Called Megavirus chilensis, it is 10 to 20 times longer than the average virus.
It just beats the previous record holder, Mimivirus, which was found in a water cooling tower in the UK in 1992.
Scientists tell the journal PNAS that Megavirus probably infects amoebas, single-celled organisms that are floating free in the sea.
The particle measures about 0.7 micrometers (thousandths of a millimetre) in diameter.
“It is bigger than some bacteria,” explained Professor Jean-Michel Claverie, from Aix-Marseille University, Marseille, France.
“You don’t need an electron microscope to see it; you can see it with an ordinary light microscope,” he told BBC News.
Viruses cannot copy themselves; they need to invade a host cell if they want to replicate.

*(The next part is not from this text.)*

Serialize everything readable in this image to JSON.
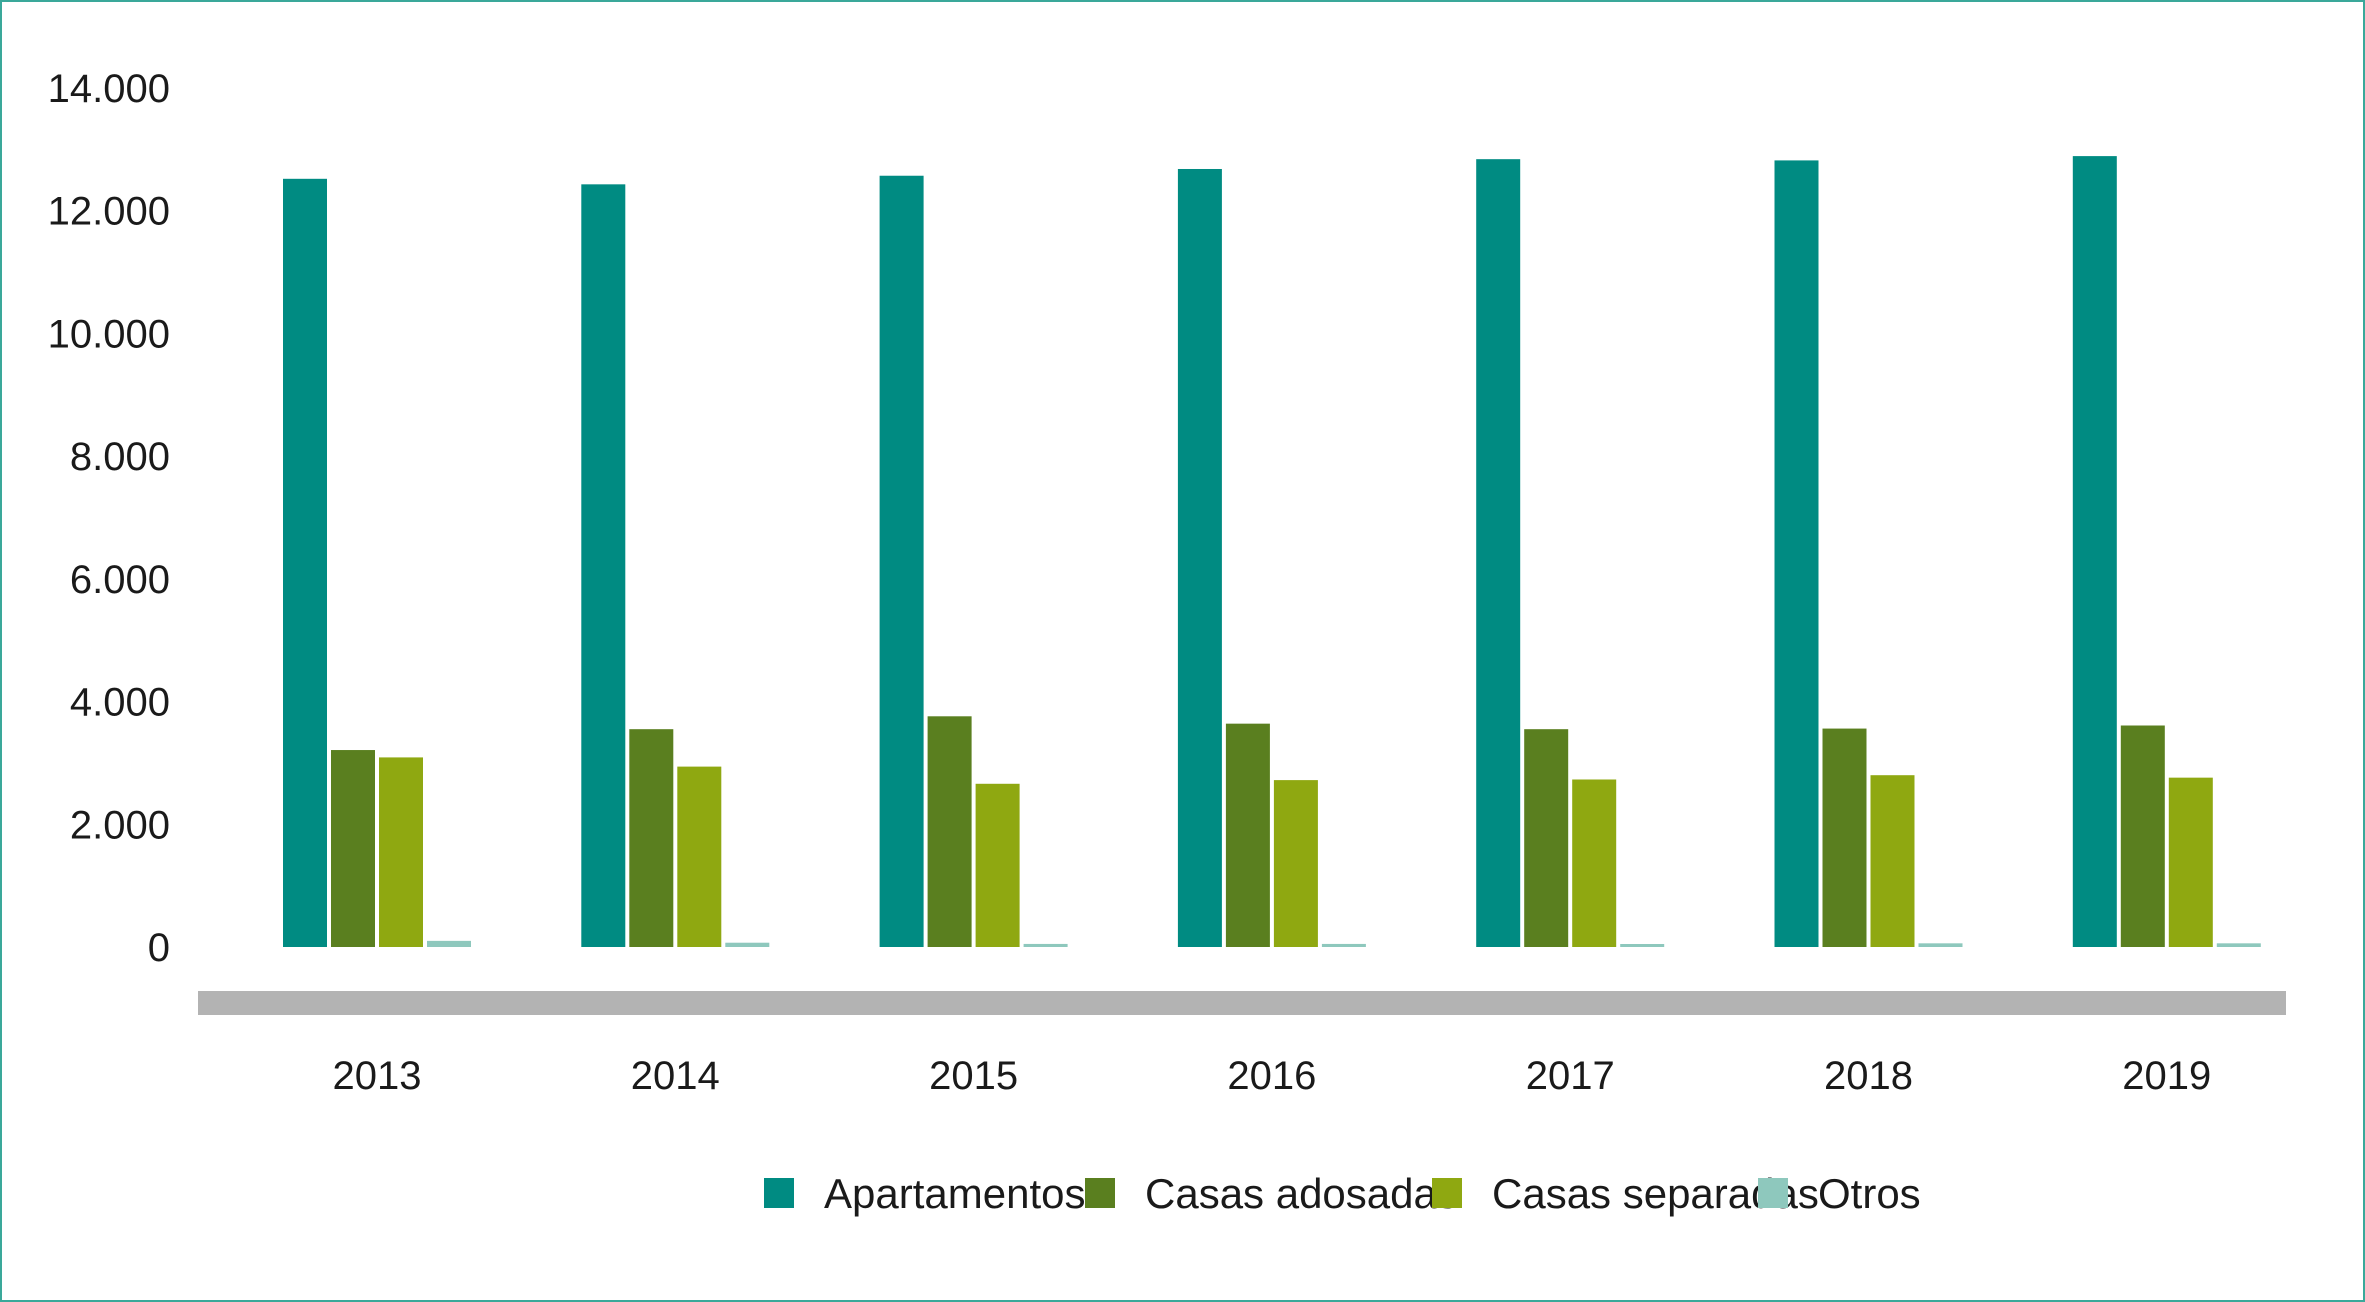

Like Mimivirus, Megavirus has hair-like structures, or fibrils, on the exterior of its shell, or capsid, that probably attract unsuspecting amoebas looking to prey on bacteria displaying similar features.
A study of the giant virus’s DNA shows it to have over a thousand genes, the biochemical instructions it uses to build the systems it requires to replicate once inside its host.
In the lab experiments conducted by Professor Claverie and colleagues, in which they infected fresh-water amoebas, Megavirus was seen to construct large trojan organelles – the “cells within cells” that would produce new viruses to infect other amoebas.